Foi emocionante para mim, minha família, amigos,outros competidores que não podiam acreditar que alguém chegasse naquele estado e para o público em geral.

Ah! O outro atleta que chegou exatos um minuto depois de mim é um monstro americano que tentou ser o primeiro homem a concluir as 3 BADs.
Só que quem conseguiu, poucas semanas depois, foi um brasileiro (Márcio Vilar) que estará correndo em Santa Maria nas 24 horas, junto comigo. Único do mundo!!!!!! Brasileiro.
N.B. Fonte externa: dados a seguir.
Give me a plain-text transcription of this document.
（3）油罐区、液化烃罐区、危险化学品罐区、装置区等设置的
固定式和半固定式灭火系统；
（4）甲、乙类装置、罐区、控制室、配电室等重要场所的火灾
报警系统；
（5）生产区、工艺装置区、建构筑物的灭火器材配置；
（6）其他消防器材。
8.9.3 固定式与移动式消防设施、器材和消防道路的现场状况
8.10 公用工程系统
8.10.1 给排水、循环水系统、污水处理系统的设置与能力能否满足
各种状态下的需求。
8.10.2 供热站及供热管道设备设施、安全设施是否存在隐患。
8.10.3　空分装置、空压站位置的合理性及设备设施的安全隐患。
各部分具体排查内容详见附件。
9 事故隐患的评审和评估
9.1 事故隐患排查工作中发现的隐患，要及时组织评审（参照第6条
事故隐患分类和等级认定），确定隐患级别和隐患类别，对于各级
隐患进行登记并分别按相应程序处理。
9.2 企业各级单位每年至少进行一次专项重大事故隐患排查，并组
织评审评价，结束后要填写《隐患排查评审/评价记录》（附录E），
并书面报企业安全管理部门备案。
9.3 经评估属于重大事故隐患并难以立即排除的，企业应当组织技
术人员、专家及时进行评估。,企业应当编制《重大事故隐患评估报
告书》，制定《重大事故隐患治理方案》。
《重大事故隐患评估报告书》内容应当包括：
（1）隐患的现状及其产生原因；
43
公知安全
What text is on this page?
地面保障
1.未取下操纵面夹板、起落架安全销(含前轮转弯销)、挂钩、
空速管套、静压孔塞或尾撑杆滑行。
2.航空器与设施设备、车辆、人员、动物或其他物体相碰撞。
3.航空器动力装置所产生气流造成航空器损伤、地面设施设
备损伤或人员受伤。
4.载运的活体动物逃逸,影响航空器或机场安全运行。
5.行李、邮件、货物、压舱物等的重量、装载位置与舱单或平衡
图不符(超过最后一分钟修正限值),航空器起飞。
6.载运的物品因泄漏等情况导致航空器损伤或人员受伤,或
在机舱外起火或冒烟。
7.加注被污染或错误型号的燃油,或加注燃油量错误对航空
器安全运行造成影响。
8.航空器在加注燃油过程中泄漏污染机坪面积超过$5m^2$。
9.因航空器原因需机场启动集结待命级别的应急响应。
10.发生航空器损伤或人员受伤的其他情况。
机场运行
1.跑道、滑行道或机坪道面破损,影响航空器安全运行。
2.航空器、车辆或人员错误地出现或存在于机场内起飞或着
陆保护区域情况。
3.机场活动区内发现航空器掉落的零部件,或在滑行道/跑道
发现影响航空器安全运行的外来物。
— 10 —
Para mim, acredito que devo tudo o Exército, pelo físico, pela organização de toda a jornada, pelo comando e pela capacidade de resistir quando qualquer um teria milhões de razões para desistir com honra.
A festa depois foi demais. Faltou cerveja na cidade.

Por hoje é só.
Um ultrabraço para os amigos.
SEABRA.




4 comentários:

Kátia Seabra disse...

Aos amigos militares (do meu pai):
Sejam bem vindos a este espaço de confraternização e de incentivo às boas práticas de vida: esporte, dedicação, perseverança, companheirismo, lealdade, SOLIDARIEDADE... Pude ver tudo isso no ambiente da BR, sem nunca antes ter visto nenhum daqueles homens.
Foi uma experiência tão emocionante que mesmo hoje, passados 9 meses, choro ao ler os relatos e principalmente lembrando da entrada TRIUNFAL na cidade de Paraisópolis. Meu pai “levantou a galera”. Era tanto marmanjo emocionado, um monte de criança acenando pela rua e o som do carro dele tocando “we are the Champion” a toda altura. Depois do comando da Silvia (fisioterapeuta) e da adaptação do grito pelo Marcelinho (chop, chop, chop...), aquele “S” ambulante, no qual meu pai havia se transformado, tirou forças sei lá de onde e saiu numa disparada que foi difícil de a gente acompanhar.
Dias depois da conclusão da prova, no Sta. Mônica, eu disse que achava que ele deveria relatar a corrida pq assim, mesmo depois de muito tempo, a gente iria poder lembrar dessas emoções todas. Me pareceu que ele não tinha gostado muito da idéia, pq meu pai é assim mesmo, ele tem que “dormir” as idéias. Depois de um tempo ele reavalia as coisas.
Espero que ele continue escrevendo!
Até o próximo relato das aventuras do MEU PAI.

Kátia Seabra disse...

Pai,
As mensagens que mando para o seu endereço de e-mail estão voltando desde ontem. Parece que está cheia.
Bjs,

Kátia Seabra disse...

PAI, CADÊ VOCÊ?

BALEIAS disse...

Prezado Dr. Seabra, vi no site da prova que o sr. é um dos que selecionam os corredores. Isso que é chegar com méritos. Mais uma vez parabéns. Abraço Miguel Delgado. Estaremos juntos em Curitiba.